Two packages will be available -- both of which offer download speeds of up to 500kbits/s and upload speeds of 150kbits/s, plus extras such as 20MB of Web space together with software such as Microsoft Outlook. The cheapest option, which restricts the broadband service to a single PC, costs £69.99+VAT per month. Alternatively, for £139.99+VAT per month, users can connect four computers to the service.
This compared to a charge of £39.99+VAT per month for BT's "business 500" ADSL package, or £99.99+VAT per month for the higher specification "business 500PLUS" offering.
But the significant extra cost with satellite broadband is in the installation. The single-user package comes with an installation charge of £899+VAT, while the installation charge for the four-user option is £1,299+VAT. In comparison, installation charges for BT's business ADSL packages start at £75+VAT.

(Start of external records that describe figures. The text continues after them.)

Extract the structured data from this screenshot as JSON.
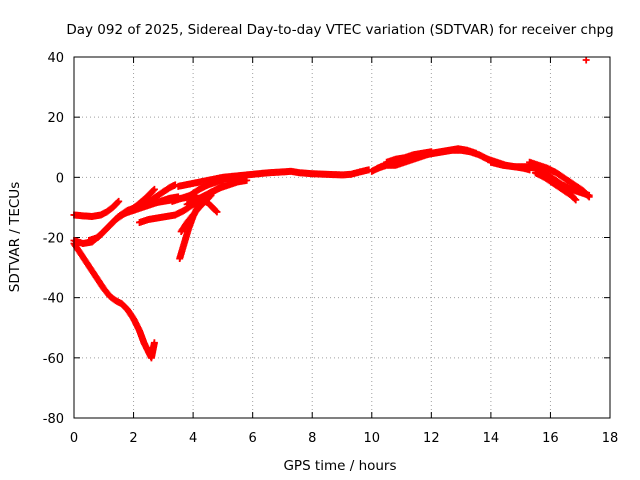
{
  "chart_data": {
    "type": "scatter",
    "title": "Day 092 of 2025, Sidereal Day-to-day VTEC variation (SDTVAR) for receiver chpg",
    "xlabel": "GPS time / hours",
    "ylabel": "SDTVAR / TECUs",
    "xlim": [
      0,
      18
    ],
    "ylim": [
      -80,
      40
    ],
    "xticks": [
      0,
      2,
      4,
      6,
      8,
      10,
      12,
      14,
      16,
      18
    ],
    "yticks": [
      -80,
      -60,
      -40,
      -20,
      0,
      20,
      40
    ],
    "grid": true,
    "marker": "plus",
    "marker_color": "#ff0000",
    "series": [
      {
        "name": "arc-top-left",
        "points": [
          [
            0.0,
            -12.5
          ],
          [
            0.3,
            -12.8
          ],
          [
            0.6,
            -13.0
          ],
          [
            0.9,
            -12.5
          ],
          [
            1.1,
            -11.5
          ],
          [
            1.3,
            -10.0
          ],
          [
            1.5,
            -8.0
          ]
        ]
      },
      {
        "name": "arc-deep-dip",
        "points": [
          [
            0.0,
            -22.0
          ],
          [
            0.2,
            -25.0
          ],
          [
            0.4,
            -28.0
          ],
          [
            0.6,
            -31.0
          ],
          [
            0.8,
            -34.0
          ],
          [
            1.0,
            -37.0
          ],
          [
            1.2,
            -39.5
          ],
          [
            1.4,
            -41.0
          ],
          [
            1.6,
            -42.0
          ],
          [
            1.8,
            -44.0
          ],
          [
            2.0,
            -47.0
          ],
          [
            2.2,
            -51.0
          ],
          [
            2.35,
            -55.0
          ],
          [
            2.5,
            -58.0
          ],
          [
            2.6,
            -60.0
          ],
          [
            2.7,
            -55.0
          ]
        ]
      },
      {
        "name": "arc-rise-a",
        "points": [
          [
            0.0,
            -21.0
          ],
          [
            0.3,
            -22.0
          ],
          [
            0.6,
            -21.5
          ],
          [
            0.9,
            -19.0
          ],
          [
            1.2,
            -16.0
          ],
          [
            1.5,
            -13.0
          ],
          [
            1.8,
            -11.0
          ],
          [
            2.1,
            -10.0
          ],
          [
            2.4,
            -9.5
          ],
          [
            2.7,
            -8.5
          ],
          [
            3.0,
            -8.0
          ],
          [
            3.3,
            -7.5
          ],
          [
            3.6,
            -7.0
          ],
          [
            3.9,
            -6.0
          ],
          [
            4.2,
            -4.0
          ],
          [
            4.5,
            -2.5
          ],
          [
            4.8,
            -1.5
          ],
          [
            5.1,
            -0.5
          ],
          [
            5.4,
            0.0
          ],
          [
            5.7,
            0.5
          ]
        ]
      },
      {
        "name": "arc-rise-b",
        "points": [
          [
            0.5,
            -21.0
          ],
          [
            0.8,
            -20.0
          ],
          [
            1.1,
            -17.0
          ],
          [
            1.4,
            -14.0
          ],
          [
            1.7,
            -12.0
          ],
          [
            2.0,
            -11.0
          ],
          [
            2.3,
            -10.0
          ],
          [
            2.6,
            -9.0
          ],
          [
            2.9,
            -8.0
          ],
          [
            3.2,
            -7.0
          ],
          [
            3.5,
            -6.5
          ]
        ]
      },
      {
        "name": "arc-steep-a",
        "points": [
          [
            1.5,
            -13.0
          ],
          [
            1.8,
            -11.5
          ],
          [
            2.1,
            -9.5
          ],
          [
            2.4,
            -7.0
          ],
          [
            2.7,
            -4.0
          ]
        ]
      },
      {
        "name": "arc-steep-b",
        "points": [
          [
            2.0,
            -11.0
          ],
          [
            2.3,
            -9.0
          ],
          [
            2.6,
            -7.5
          ],
          [
            2.9,
            -5.5
          ],
          [
            3.2,
            -3.5
          ],
          [
            3.4,
            -2.5
          ]
        ]
      },
      {
        "name": "arc-mid-a",
        "points": [
          [
            2.2,
            -15.0
          ],
          [
            2.5,
            -14.0
          ],
          [
            2.8,
            -13.5
          ],
          [
            3.1,
            -13.0
          ],
          [
            3.4,
            -12.5
          ],
          [
            3.7,
            -11.0
          ],
          [
            4.0,
            -9.0
          ],
          [
            4.3,
            -7.0
          ],
          [
            4.6,
            -5.0
          ],
          [
            4.9,
            -3.5
          ],
          [
            5.2,
            -2.5
          ],
          [
            5.5,
            -1.5
          ],
          [
            5.8,
            -1.0
          ]
        ]
      },
      {
        "name": "arc-mid-b",
        "points": [
          [
            3.3,
            -8.0
          ],
          [
            3.6,
            -7.0
          ],
          [
            3.9,
            -6.5
          ],
          [
            4.2,
            -7.0
          ],
          [
            4.5,
            -8.5
          ],
          [
            4.8,
            -11.5
          ]
        ]
      },
      {
        "name": "arc-mid-c",
        "points": [
          [
            3.8,
            -9.0
          ],
          [
            4.1,
            -7.5
          ],
          [
            4.4,
            -6.0
          ],
          [
            4.7,
            -4.5
          ],
          [
            5.0,
            -3.0
          ]
        ]
      },
      {
        "name": "arc-steep-c",
        "points": [
          [
            3.55,
            -27.0
          ],
          [
            3.7,
            -22.0
          ],
          [
            3.85,
            -17.0
          ],
          [
            4.0,
            -13.0
          ],
          [
            4.15,
            -10.0
          ],
          [
            4.3,
            -8.0
          ],
          [
            4.45,
            -6.5
          ]
        ]
      },
      {
        "name": "arc-steep-d",
        "points": [
          [
            3.6,
            -18.0
          ],
          [
            3.8,
            -15.0
          ],
          [
            4.0,
            -12.5
          ],
          [
            4.2,
            -10.0
          ],
          [
            4.4,
            -8.0
          ],
          [
            4.6,
            -6.0
          ]
        ]
      },
      {
        "name": "arc-long",
        "points": [
          [
            3.5,
            -3.0
          ],
          [
            4.0,
            -2.0
          ],
          [
            4.5,
            -1.0
          ],
          [
            5.0,
            0.0
          ],
          [
            5.5,
            0.5
          ],
          [
            6.0,
            1.0
          ],
          [
            6.5,
            1.5
          ],
          [
            7.0,
            1.8
          ],
          [
            7.3,
            2.0
          ],
          [
            7.6,
            1.5
          ],
          [
            8.0,
            1.2
          ],
          [
            8.5,
            1.0
          ],
          [
            9.0,
            0.8
          ],
          [
            9.3,
            1.0
          ],
          [
            9.6,
            1.8
          ],
          [
            9.9,
            2.5
          ]
        ]
      },
      {
        "name": "arc-upper-mid",
        "points": [
          [
            10.0,
            2.0
          ],
          [
            10.3,
            3.5
          ],
          [
            10.6,
            4.5
          ],
          [
            10.9,
            5.5
          ],
          [
            11.2,
            6.5
          ],
          [
            11.5,
            7.0
          ],
          [
            11.8,
            7.5
          ],
          [
            12.1,
            8.0
          ],
          [
            12.4,
            8.5
          ],
          [
            12.7,
            9.0
          ],
          [
            13.0,
            9.0
          ],
          [
            13.3,
            8.5
          ],
          [
            13.6,
            7.5
          ],
          [
            13.9,
            6.0
          ],
          [
            14.2,
            5.0
          ],
          [
            14.5,
            4.0
          ],
          [
            14.8,
            3.5
          ],
          [
            15.1,
            3.0
          ],
          [
            15.3,
            2.5
          ]
        ]
      },
      {
        "name": "arc-upper-low",
        "points": [
          [
            10.2,
            3.0
          ],
          [
            10.5,
            4.0
          ],
          [
            10.8,
            4.0
          ],
          [
            11.1,
            5.0
          ],
          [
            11.4,
            6.0
          ],
          [
            11.7,
            7.0
          ],
          [
            12.0,
            8.0
          ],
          [
            12.3,
            8.5
          ],
          [
            12.6,
            9.0
          ],
          [
            12.9,
            9.5
          ],
          [
            13.2,
            9.0
          ],
          [
            13.5,
            8.0
          ]
        ]
      },
      {
        "name": "arc-upper-alt",
        "points": [
          [
            10.5,
            5.0
          ],
          [
            10.8,
            6.0
          ],
          [
            11.1,
            6.5
          ],
          [
            11.4,
            7.5
          ],
          [
            11.7,
            8.0
          ],
          [
            12.0,
            8.5
          ]
        ]
      },
      {
        "name": "arc-right-a",
        "points": [
          [
            14.0,
            5.0
          ],
          [
            14.4,
            4.0
          ],
          [
            14.8,
            3.5
          ],
          [
            15.2,
            3.5
          ],
          [
            15.5,
            3.0
          ],
          [
            15.8,
            1.5
          ],
          [
            16.1,
            -0.5
          ],
          [
            16.4,
            -2.5
          ],
          [
            16.7,
            -4.0
          ],
          [
            17.0,
            -5.0
          ],
          [
            17.3,
            -6.0
          ]
        ]
      },
      {
        "name": "arc-right-b",
        "points": [
          [
            15.3,
            5.0
          ],
          [
            15.6,
            4.0
          ],
          [
            15.9,
            3.0
          ],
          [
            16.2,
            1.5
          ],
          [
            16.5,
            -0.5
          ],
          [
            16.8,
            -2.5
          ],
          [
            17.1,
            -4.5
          ],
          [
            17.3,
            -6.5
          ]
        ]
      },
      {
        "name": "arc-right-c",
        "points": [
          [
            15.5,
            1.5
          ],
          [
            15.8,
            0.0
          ],
          [
            16.1,
            -2.0
          ],
          [
            16.4,
            -4.0
          ],
          [
            16.7,
            -6.0
          ],
          [
            16.85,
            -7.5
          ]
        ]
      },
      {
        "name": "arc-isolated",
        "points": [
          [
            17.2,
            39.0
          ]
        ]
      }
    ]
  }
}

A high-speed Internet connection can have significant benefits for even a small business, but with the higher cost of ADSL verses narrowband Internet -- one reason given by BT for the slow take-up of broadband -- it is possible that some firms may decide that this satellite service does not offer value.
Help may be available to small businesses to help them to offset this cost, however.
The Highlands and Islands Enterprise -- the development agency for the northern half of Scotland -- has agreed to invest up to £250,000 to help businesses to meet these installation costs. BT is currently in negotiation with Northern Ireland's Industrial Research and Technology Unit, in the hope of arranging similar support for small businesses.
There is an acceptance within government that investment will be needed if broadband is to be available in rural areas, where it simply isn't economic for a private company such as BT to carry out the expensive network upgrades. For this reason, the department of trade and industry has committed £30m to projects that could boost broadband take-up in more rural parts of the UK.